If the world turns upside down, it's still the world, right?

Aug 03, 2010 13:53

I just learned that the triceratops is really a baby torosaurus - but they might be reclassifiying torosaurus as triceratops. There were 3 horns as a baby, and then it changed shape a little as it grew up. At least, this is assumed to be the case now.

In that search, I just found out brontosaurus didn't exist either!! It's really an apatosaurus. I don't know the details, but basically this guy found the skull of another dinosaur and put it with the wrong body to create the brontosaurus, when the apatosaurus existed 20 or 30 years prior.

And in an article I read, the guy was mentioning - what is happening to his childhood? First Pluto isn't a planet, and now triceratops didn't exist??

How many things have we grown up assuming to be true, that will shake up the world we're used to?

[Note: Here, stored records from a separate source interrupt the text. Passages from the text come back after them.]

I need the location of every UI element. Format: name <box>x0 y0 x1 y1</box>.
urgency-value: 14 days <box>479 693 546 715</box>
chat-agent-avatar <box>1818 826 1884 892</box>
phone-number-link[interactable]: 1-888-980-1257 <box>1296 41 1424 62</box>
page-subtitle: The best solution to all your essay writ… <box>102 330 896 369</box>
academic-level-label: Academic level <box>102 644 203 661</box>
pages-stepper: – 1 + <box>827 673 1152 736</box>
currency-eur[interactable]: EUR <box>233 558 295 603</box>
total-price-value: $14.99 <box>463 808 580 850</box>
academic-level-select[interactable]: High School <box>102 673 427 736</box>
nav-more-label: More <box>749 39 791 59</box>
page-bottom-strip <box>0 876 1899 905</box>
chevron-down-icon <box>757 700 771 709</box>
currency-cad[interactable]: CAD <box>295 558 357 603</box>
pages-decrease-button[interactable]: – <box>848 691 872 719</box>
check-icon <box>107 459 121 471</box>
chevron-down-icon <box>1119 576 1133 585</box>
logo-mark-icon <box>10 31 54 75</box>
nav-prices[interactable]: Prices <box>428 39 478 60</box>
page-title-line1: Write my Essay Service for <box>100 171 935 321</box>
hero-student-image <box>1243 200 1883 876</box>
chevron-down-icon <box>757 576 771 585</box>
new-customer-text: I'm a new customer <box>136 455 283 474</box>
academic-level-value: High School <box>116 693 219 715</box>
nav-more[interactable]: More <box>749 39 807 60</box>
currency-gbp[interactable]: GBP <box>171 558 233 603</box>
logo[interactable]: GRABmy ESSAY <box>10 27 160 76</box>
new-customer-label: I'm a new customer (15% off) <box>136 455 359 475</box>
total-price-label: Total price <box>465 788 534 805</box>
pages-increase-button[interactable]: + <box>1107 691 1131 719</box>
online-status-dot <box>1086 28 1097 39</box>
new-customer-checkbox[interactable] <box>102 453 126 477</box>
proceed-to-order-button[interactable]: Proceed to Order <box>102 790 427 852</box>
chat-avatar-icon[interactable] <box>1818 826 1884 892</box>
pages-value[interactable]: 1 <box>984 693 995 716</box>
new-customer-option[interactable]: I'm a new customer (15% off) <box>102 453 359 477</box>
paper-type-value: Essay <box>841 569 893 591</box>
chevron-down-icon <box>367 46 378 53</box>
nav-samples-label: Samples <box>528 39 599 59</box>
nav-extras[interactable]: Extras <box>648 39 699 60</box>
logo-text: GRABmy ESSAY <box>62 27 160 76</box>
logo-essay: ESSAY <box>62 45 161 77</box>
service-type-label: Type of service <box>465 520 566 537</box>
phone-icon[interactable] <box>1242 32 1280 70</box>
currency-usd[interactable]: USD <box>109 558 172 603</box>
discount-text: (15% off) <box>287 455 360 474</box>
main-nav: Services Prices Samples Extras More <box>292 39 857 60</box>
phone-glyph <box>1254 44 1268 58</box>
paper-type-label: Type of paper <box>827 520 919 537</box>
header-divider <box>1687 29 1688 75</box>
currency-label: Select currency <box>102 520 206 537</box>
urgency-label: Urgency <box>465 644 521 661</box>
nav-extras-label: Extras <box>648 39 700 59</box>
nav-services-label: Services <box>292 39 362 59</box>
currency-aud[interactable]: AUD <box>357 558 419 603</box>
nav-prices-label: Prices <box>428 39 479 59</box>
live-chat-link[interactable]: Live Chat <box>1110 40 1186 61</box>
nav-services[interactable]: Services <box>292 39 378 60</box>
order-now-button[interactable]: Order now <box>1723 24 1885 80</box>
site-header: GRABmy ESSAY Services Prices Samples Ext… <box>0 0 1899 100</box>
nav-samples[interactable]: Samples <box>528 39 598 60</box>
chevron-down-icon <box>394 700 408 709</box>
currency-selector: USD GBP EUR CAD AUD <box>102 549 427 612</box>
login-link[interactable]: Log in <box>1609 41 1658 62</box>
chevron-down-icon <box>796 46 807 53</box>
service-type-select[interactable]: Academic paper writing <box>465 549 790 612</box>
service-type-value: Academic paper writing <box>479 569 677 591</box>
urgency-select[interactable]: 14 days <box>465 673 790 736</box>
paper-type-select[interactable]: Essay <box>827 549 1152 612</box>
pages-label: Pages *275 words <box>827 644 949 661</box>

It's equally interesting to note we can't be *that* far off - if science and technology have been able to come so far, the theories, models, figures we use must mean something. Those abstract ideas have created magnificent concrete objects.

But back to the original point... my professor once said the only reason maps were created in the direction they were, is because cartographers were from the northern hemisphere. In reality, it could be entirely flipped around if someone else had been drawing it. That thought blew my mind - the entire world could be upside down! The thought makes me legitimately dizzy.

Wonder what's next... what else will turn our world upside down? There will be something - religion, evolution, exposure of secret societies - more than enough major ones in the past. What will our generation find? Dark matter?